Destacados liberales forman la Junta de Salvación, opuesta al gobierno. Nombran presidente al general masón Evaristo San Miguel, y comisionan a Francisco Salmerón y Nicolás María Rivero para pedir audiencia a la reina. Esta, sorprendentemente, los recibe y escucha sus pretensiones (en síntesis, el restablecimiento de un gobierno liberal y de la constitución de 1837) pero no les da una respuesta. Les promete estudiar la propuesta y los despide. Poco después confirma a Fernández de Córdoba en la presidencia. Hacia el 18 de julio, las barricadas están ya en las calles, y la Guardia Civil, en especial su escuadrón de caballería, el único realmente eficaz con que cuenta el gobierno en la capital, se tiene que emplear a fondo para defender los edificios públicos y controlar los sectores que tiene asignados.
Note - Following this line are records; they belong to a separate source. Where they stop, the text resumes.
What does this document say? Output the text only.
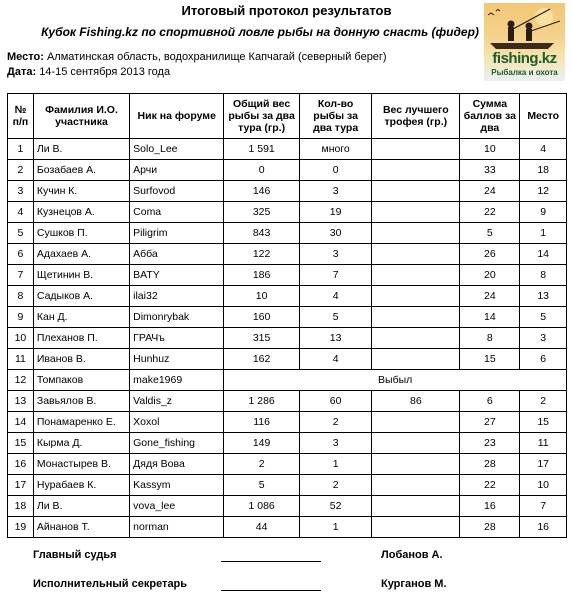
Итоговый протокол результатов
Кубок Fishing.kz по спортивной ловле рыбы на донную снасть (фидер)
Место: Алматинская область, водохранилище Капчагай (северный берег)
Дата: 14-15 сентября 2013 года
fishing.kz
Рыбалка и охота
№ п/п	Фамилия И.О. участника	Ник на форуме	Общий вес рыбы за два тура (гр.)	Кол-во рыбы за два тура	Вес лучшего трофея (гр.)	Сумма баллов за два	Место
1	Ли В.	Solo_Lee	1 591	много		10	4
2	Бозабаев А.	Арчи	0	0		33	18
3	Кучин К.	Surfovod	146	3		24	12
4	Кузнецов А.	Coma	325	19		22	9
5	Сушков П.	Piligrim	843	30		5	1
6	Адахаев А.	Абба	122	3		26	14
7	Щетинин В.	BATY	186	7		20	8
8	Садыков А.	ilai32	10	4		24	13
9	Кан Д.	Dimonrybak	160	5		14	5
10	Плеханов П.	ГРАЧъ	315	13		8	3
11	Иванов В.	Hunhuz	162	4		15	6
12	Томпаков	make1969	Выбыл				
13	Завьялов В.	Valdis_z	1 286	60	86	6	2
14	Понамаренко Е.	Xoxol	116	2		27	15
15	Кырма Д.	Gone_fishing	149	3		23	11
16	Монастырев В.	Дядя Вова	2	1		28	17
17	Нурабаев К.	Kassym	5	2		22	10
18	Ли В.	vova_lee	1 086	52		16	7
19	Айнанов Т.	norman	44	1		28	16
Главный судья	Лобанов А.
Исполнительный секретарь	Курганов М.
En las calles madrileñas, donde la revuelta la dirigen personajes tan pintorescos como los toreros Pucheta (jefe de la barricada de la Puerta de Toledo) y Cúchares, se escuchan los mueras a la Guardia Civil. Monteras contra tricornios. El esperpento español en uno de sus instantes culminantes. Pero la cosa se pone seria. Los paisanos alzados en armas plantan enormes barricadas, a imitación de los revolucionarios franceses, e imponen su propia ley, que incluye la pena de muerte sin juicio previo a los ladrones. Un negro al que se sorprende con un lavamanos de plata es uno de los primeros ajusticiados (o asesinados, según se mire).